Turns out that joining the AUCC was the best decision I’ve mad so far. The next weekend was the Anawhenua trip just outside of Rotorua and in contrast to the Wairoa trip, this one was quite a bit bigger in terms of participants. Life Ful James, we managed to basically fill a campsite with rowdy kayakers. We were split into 3 groups: The Carnivorous River Ducks, the Lochness Monsters and the Taniwhas (Maori for sea monster). This was just a means to organize the crowd of people who decided to show up. Marjie and I hitched a ride down with Hamish, a Kiwi from Auckland and when we arrived, we basically just set up the tents and passed out. The next morning the CRDs (Marjie, Bianca and I) and the Lochness Monsters (Grant, Leo, Pierce and Lyssa) headed up to the Rangitaiki River to do some rafting! I’m sure it was due to the drought but the water level here was actually quite low apparently. Not to say it wasn’t a good time, definitely got smashed around quite a bit, but we were also getting stuck on rocks a decent amount. By the time we finished our 2 hour lap and the other group theirs, it was dinner time so we headed back to camp for some campstove chicken fajitas! That night was a booze fuelled shin dig down at some veterans pub just up the highway during which a good old fashioned shirt swap took place. Apparently this is a club tradition, switching shirts for other shirts, dresses and sometimes bras. Luckily the club extended the courtesy of letting the pub know we were all coming so they had time to stock up so they would be drunk dry. When the party was finished we all headed back to camp to get some sleep and hopefully rest up for tomorrow’s paddling. The morning arrived too soon by my reckoning and before long, we were off up the road to the Anawhenua section of the Rangitaiki river to do some good old grade 2 paddling. I grabbed me a Mystic Creeker and when we were all set up, the instructors would shove us off the edge of the walkway, a good 2m drop to the water below. Compared to Wairoa, this was quite a bit easier but nonetheless an awesome time.

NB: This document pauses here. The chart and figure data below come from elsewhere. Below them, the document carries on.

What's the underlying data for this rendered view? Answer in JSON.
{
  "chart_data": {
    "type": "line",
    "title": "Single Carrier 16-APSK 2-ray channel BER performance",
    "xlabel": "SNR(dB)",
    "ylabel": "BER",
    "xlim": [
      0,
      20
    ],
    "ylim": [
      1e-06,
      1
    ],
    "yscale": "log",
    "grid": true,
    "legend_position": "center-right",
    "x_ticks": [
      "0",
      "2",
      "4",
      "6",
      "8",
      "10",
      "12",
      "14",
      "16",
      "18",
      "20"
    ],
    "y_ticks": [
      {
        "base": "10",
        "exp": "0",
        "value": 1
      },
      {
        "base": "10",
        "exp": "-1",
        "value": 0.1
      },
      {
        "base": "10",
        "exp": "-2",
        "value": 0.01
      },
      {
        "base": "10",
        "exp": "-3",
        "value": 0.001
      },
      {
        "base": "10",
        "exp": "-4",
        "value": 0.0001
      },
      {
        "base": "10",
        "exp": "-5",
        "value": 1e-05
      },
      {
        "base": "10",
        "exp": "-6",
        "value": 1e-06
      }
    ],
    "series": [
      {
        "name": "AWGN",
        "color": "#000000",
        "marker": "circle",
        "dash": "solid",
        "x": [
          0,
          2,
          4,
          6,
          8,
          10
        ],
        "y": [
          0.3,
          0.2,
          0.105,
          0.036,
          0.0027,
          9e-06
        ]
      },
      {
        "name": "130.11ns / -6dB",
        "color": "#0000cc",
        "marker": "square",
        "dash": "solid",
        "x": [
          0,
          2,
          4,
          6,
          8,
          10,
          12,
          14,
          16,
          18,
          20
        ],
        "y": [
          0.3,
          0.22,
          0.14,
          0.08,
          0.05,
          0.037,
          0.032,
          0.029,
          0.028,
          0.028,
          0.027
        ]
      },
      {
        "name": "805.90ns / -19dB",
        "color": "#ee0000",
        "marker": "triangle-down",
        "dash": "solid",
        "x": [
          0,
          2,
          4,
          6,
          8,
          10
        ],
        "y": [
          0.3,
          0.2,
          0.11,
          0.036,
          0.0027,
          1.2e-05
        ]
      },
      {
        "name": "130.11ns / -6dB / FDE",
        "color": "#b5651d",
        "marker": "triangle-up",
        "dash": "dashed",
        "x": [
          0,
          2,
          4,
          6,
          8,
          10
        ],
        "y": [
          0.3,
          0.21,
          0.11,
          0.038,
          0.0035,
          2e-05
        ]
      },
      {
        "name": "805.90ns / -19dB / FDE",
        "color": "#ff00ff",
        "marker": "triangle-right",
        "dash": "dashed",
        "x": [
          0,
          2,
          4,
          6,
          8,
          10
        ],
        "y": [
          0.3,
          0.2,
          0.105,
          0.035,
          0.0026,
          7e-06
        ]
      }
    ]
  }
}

The following week was a week from hell in my opinion. Four exams and a research paper due before heading out on Mid-semester break! Unfortunately for me, one of these exams was a final for a correspondence course I was doing through TRU and it ended up taking up a good 3 hour portion of the day. Other than that, the other tests were almost enjoyable and right now I am in the midst of finishing up my research paper. Just thought I’s take a break and get this blog all caught up!
Patrick gets here tomorrow at 1am from Singapore, just enough time to drop some stuff off in my room and catch the 4am shuttle back to the airport for the most epic adventure yet…the South Island!
I feel I must apologize for two things: taking my sweet as time on getting this post up and again for the length but I thank you for taking the time to give it a read. Cheers!